My current role involves going about organisations in the North of the UK and advising them on best practice in regards to software asset management. “Do we go down the FAST route? Or do we follow ITIL? Or perhaps we should consider ISO certification?” Of course, some organisations are legally bound to follow regulations pertaining to Sarbanes Oxley, or NHS Connect.
To consider software as an asset (in isolation) could be a good starting point, but as IT matures and infrastructures grow, keeping track of software could be as troublesome as platting sand. I have seen some organisations that are FAST compliant but who have taken 20 minutes to find a licence; others who say that ITIL is the way forward, yet upon closer scrutiny they have “cherry picked” the elements that serve their immediate purposes. I have also been into companies that say they are ISO 27001 compliant, but when I ask them how many installs of MS Office they have, the IT Manager concerned shuffles like a school boy awaiting punishment from a headmaster. And let’s not forget, as a publicly listed company on Wall Street Lehman Brothers was SOX compliant, and had additional constraints placed on it by the SEC.
So with all these standards abounding, and seemingly falling short, what is it that distinguishes those organisations that are well run, and perhaps those that might be ticking boxes to ensure they have a certificate on the wall?
Regardless of the approach adopted, IT should support business strategy first and foremost, but then ensure that its own strategy means it is open to scrutiny. Remember, if a software vendor comes knocking, no amount of umms and errs are going to have them looking at the next company down the street.

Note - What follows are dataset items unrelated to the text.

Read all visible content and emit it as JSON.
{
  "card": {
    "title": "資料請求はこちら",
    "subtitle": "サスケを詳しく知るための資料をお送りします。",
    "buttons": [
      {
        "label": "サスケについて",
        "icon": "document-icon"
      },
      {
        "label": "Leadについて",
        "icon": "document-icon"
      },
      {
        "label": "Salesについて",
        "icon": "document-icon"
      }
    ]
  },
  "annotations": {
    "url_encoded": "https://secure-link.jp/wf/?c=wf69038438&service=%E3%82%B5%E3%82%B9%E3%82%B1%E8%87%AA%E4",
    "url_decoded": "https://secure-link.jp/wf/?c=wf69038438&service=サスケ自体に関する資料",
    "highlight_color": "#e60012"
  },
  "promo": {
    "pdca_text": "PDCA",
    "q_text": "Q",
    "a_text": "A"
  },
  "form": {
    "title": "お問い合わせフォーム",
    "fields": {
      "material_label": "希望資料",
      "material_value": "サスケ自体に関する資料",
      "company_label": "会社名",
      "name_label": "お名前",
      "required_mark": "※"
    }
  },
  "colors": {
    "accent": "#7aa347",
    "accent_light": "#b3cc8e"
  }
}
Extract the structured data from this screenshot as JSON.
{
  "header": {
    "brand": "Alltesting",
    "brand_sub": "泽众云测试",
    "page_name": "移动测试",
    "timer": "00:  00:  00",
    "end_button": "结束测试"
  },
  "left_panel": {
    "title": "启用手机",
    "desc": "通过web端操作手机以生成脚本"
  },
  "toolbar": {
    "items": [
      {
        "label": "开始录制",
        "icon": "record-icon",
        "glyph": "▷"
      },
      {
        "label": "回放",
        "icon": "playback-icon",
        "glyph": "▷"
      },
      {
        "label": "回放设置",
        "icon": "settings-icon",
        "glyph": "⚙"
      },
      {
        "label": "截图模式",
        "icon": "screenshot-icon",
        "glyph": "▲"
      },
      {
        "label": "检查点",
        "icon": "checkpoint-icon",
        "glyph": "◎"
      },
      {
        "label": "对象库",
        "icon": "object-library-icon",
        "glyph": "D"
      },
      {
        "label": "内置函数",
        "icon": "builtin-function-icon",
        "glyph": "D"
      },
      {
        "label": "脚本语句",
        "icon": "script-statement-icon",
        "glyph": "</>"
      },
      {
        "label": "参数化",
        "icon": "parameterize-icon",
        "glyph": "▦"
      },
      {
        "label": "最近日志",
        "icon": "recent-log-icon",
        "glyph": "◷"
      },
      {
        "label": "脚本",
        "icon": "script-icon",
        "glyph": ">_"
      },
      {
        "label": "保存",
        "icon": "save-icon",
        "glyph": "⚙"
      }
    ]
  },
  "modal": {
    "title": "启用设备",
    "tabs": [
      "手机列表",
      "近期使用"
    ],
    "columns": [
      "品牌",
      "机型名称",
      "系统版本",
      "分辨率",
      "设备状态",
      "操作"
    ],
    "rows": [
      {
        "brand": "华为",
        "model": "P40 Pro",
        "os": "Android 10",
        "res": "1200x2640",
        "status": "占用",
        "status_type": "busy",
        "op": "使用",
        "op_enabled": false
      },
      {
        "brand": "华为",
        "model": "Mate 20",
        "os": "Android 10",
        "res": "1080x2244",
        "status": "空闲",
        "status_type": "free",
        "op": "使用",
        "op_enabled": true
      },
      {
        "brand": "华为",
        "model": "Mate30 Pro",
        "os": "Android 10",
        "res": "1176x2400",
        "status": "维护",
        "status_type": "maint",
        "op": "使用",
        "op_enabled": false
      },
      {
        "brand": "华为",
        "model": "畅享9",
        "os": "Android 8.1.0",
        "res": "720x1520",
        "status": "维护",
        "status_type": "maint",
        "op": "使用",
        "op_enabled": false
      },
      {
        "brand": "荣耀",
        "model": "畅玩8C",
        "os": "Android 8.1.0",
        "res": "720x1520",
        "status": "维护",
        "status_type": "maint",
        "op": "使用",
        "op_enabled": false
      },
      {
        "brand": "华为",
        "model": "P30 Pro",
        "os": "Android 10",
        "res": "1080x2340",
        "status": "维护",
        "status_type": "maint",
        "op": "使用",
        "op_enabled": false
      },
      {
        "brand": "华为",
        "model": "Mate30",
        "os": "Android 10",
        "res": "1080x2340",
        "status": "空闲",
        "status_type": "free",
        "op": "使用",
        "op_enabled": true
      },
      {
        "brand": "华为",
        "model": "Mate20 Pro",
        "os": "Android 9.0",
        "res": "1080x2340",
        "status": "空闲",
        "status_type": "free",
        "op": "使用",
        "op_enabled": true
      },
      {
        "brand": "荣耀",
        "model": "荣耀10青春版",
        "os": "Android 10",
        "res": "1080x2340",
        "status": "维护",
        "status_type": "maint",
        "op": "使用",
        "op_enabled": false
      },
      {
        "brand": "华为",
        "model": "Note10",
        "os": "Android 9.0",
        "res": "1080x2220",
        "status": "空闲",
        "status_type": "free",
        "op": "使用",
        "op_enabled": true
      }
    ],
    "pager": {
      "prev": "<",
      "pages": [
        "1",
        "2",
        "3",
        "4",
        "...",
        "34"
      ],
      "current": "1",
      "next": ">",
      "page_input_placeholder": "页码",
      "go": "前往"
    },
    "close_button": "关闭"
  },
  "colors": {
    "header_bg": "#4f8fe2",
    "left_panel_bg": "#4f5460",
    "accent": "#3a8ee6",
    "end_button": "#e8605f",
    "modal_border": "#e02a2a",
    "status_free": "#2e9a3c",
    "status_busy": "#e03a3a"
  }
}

Once IT is comfortable supporting a business, it should then consider what operations it needs to conduct to keep performance at an optimal level, bearing in mind that change is a constant factor to watch out for. Software should be managed at every stage of its lifecycle through a company: Requisition, acquisition, testing, installation, movement/change, upgrade/transfer, retirement and finally disposal.

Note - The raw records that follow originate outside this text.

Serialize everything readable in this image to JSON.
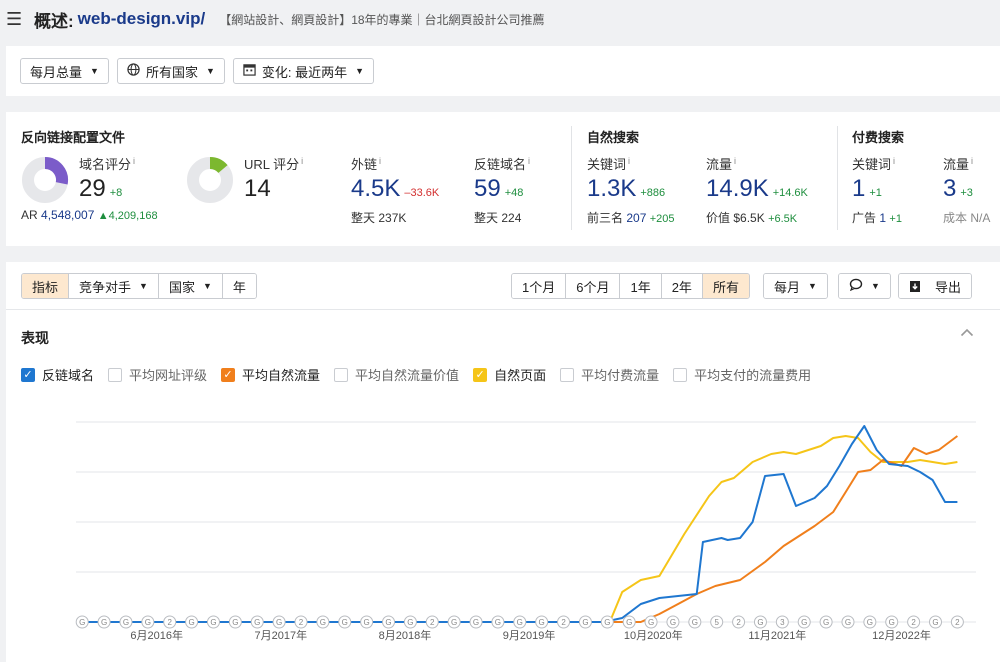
{
  "header": {
    "menu_icon": "hamburger-icon",
    "title_prefix": "概述:",
    "title_domain": "web-design.vip/",
    "description": "【網站設計、網頁設計】18年的專業｜台北網頁設計公司推薦"
  },
  "filters": {
    "volume": "每月总量",
    "country": "所有国家",
    "change": "变化: 最近两年",
    "country_icon": "globe-icon",
    "change_icon": "calendar-icon"
  },
  "backlinks": {
    "title": "反向链接配置文件",
    "dr_label": "域名评分",
    "dr_value": "29",
    "dr_delta": "+8",
    "ar_label": "AR",
    "ar_value": "4,548,007",
    "ar_delta": "▲4,209,168",
    "ur_label": "URL 评分",
    "ur_value": "14",
    "ext_label": "外链",
    "ext_value": "4.5K",
    "ext_delta": "–33.6K",
    "ext_sub_label": "整天",
    "ext_sub_value": "237K",
    "rd_label": "反链域名",
    "rd_value": "59",
    "rd_delta": "+48",
    "rd_sub_label": "整天",
    "rd_sub_value": "224",
    "info": "i"
  },
  "organic": {
    "title": "自然搜索",
    "kw_label": "关键词",
    "kw_value": "1.3K",
    "kw_delta": "+886",
    "top3_label": "前三名",
    "top3_value": "207",
    "top3_delta": "+205",
    "traffic_label": "流量",
    "traffic_value": "14.9K",
    "traffic_delta": "+14.6K",
    "value_label": "价值",
    "value_value": "$6.5K",
    "value_delta": "+6.5K"
  },
  "paid": {
    "title": "付费搜索",
    "kw_label": "关键词",
    "kw_value": "1",
    "kw_delta": "+1",
    "ads_label": "广告",
    "ads_value": "1",
    "ads_delta": "+1",
    "traffic_label": "流量",
    "traffic_value": "3",
    "traffic_delta": "+3",
    "cost_label": "成本",
    "cost_value": "N/A"
  },
  "toolbar": {
    "tabs": [
      "指标",
      "竞争对手",
      "国家",
      "年"
    ],
    "ranges": [
      "1个月",
      "6个月",
      "1年",
      "2年",
      "所有"
    ],
    "interval": "每月",
    "comment_icon": "comment-icon",
    "export": "导出",
    "export_icon": "download-icon"
  },
  "performance": {
    "title": "表现",
    "collapse_icon": "chevron-up-icon",
    "legend": [
      {
        "label": "反链域名",
        "checked": true,
        "color": "#1f77d0"
      },
      {
        "label": "平均网址评级",
        "checked": false
      },
      {
        "label": "平均自然流量",
        "checked": true,
        "color": "#f07f1c"
      },
      {
        "label": "平均自然流量价值",
        "checked": false
      },
      {
        "label": "自然页面",
        "checked": true,
        "color": "#f5c518"
      },
      {
        "label": "平均付费流量",
        "checked": false
      },
      {
        "label": "平均支付的流量费用",
        "checked": false
      }
    ]
  },
  "chart_data": {
    "type": "line",
    "x_ticks": [
      "6月2016年",
      "7月2017年",
      "8月2018年",
      "9月2019年",
      "10月2020年",
      "11月2021年",
      "12月2022年"
    ],
    "grid": true,
    "annotation_markers": [
      "G",
      "G",
      "G",
      "G",
      "2",
      "G",
      "G",
      "G",
      "G",
      "G",
      "2",
      "G",
      "G",
      "G",
      "G",
      "G",
      "2",
      "G",
      "G",
      "G",
      "G",
      "G",
      "2",
      "G",
      "G",
      "G",
      "G",
      "G",
      "G",
      "5",
      "2",
      "G",
      "3",
      "G",
      "G",
      "G",
      "G",
      "G",
      "2",
      "G",
      "2"
    ],
    "series": [
      {
        "name": "反链域名",
        "color": "#1f77d0",
        "values": [
          [
            2015.75,
            0
          ],
          [
            2020.0,
            0
          ],
          [
            2020.15,
            2
          ],
          [
            2020.3,
            9
          ],
          [
            2020.45,
            12
          ],
          [
            2020.6,
            13
          ],
          [
            2020.75,
            14
          ],
          [
            2020.8,
            40
          ],
          [
            2020.95,
            42
          ],
          [
            2021.0,
            41
          ],
          [
            2021.1,
            42
          ],
          [
            2021.2,
            50
          ],
          [
            2021.3,
            73
          ],
          [
            2021.45,
            74
          ],
          [
            2021.55,
            58
          ],
          [
            2021.7,
            62
          ],
          [
            2021.8,
            68
          ],
          [
            2021.9,
            78
          ],
          [
            2022.0,
            89
          ],
          [
            2022.1,
            98
          ],
          [
            2022.2,
            86
          ],
          [
            2022.3,
            79
          ],
          [
            2022.45,
            78
          ],
          [
            2022.55,
            75
          ],
          [
            2022.65,
            71
          ],
          [
            2022.75,
            60
          ],
          [
            2022.85,
            60
          ]
        ]
      },
      {
        "name": "平均自然流量",
        "color": "#f07f1c",
        "values": [
          [
            2015.75,
            0
          ],
          [
            2020.3,
            0
          ],
          [
            2020.45,
            4
          ],
          [
            2020.6,
            9
          ],
          [
            2020.75,
            14
          ],
          [
            2020.9,
            18
          ],
          [
            2021.1,
            21
          ],
          [
            2021.3,
            30
          ],
          [
            2021.45,
            38
          ],
          [
            2021.55,
            42
          ],
          [
            2021.7,
            48
          ],
          [
            2021.85,
            55
          ],
          [
            2021.95,
            65
          ],
          [
            2022.05,
            75
          ],
          [
            2022.15,
            76
          ],
          [
            2022.25,
            81
          ],
          [
            2022.4,
            78
          ],
          [
            2022.5,
            87
          ],
          [
            2022.6,
            84
          ],
          [
            2022.7,
            86
          ],
          [
            2022.85,
            93
          ]
        ]
      },
      {
        "name": "自然页面",
        "color": "#f5c518",
        "values": [
          [
            2015.75,
            0
          ],
          [
            2020.05,
            0
          ],
          [
            2020.15,
            15
          ],
          [
            2020.3,
            21
          ],
          [
            2020.45,
            23
          ],
          [
            2020.65,
            44
          ],
          [
            2020.85,
            63
          ],
          [
            2020.95,
            70
          ],
          [
            2021.05,
            72
          ],
          [
            2021.2,
            80
          ],
          [
            2021.35,
            84
          ],
          [
            2021.45,
            85
          ],
          [
            2021.55,
            84
          ],
          [
            2021.65,
            86
          ],
          [
            2021.75,
            88
          ],
          [
            2021.85,
            92
          ],
          [
            2021.95,
            93
          ],
          [
            2022.05,
            92
          ],
          [
            2022.15,
            85
          ],
          [
            2022.25,
            80
          ],
          [
            2022.35,
            80
          ],
          [
            2022.45,
            80
          ],
          [
            2022.55,
            81
          ],
          [
            2022.65,
            80
          ],
          [
            2022.75,
            79
          ],
          [
            2022.85,
            80
          ]
        ]
      }
    ]
  }
}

Whichever benchmarks are chosen to ensure that software is effectively deployed and properly utilised, do it with passion and commitment. Principles borrowed from the Deming cycle (plan, do check and act and back to plan again) should ensure that we don’t rely on facts and figures from when software was first installed, or that we trust blindly to a “true up” in a few years time. The ideas of systematic auditing and reconciliation are crucial to demonstrate not just that a company was once compliant 12 months ago, but that it is still compliant and still in control of its assets.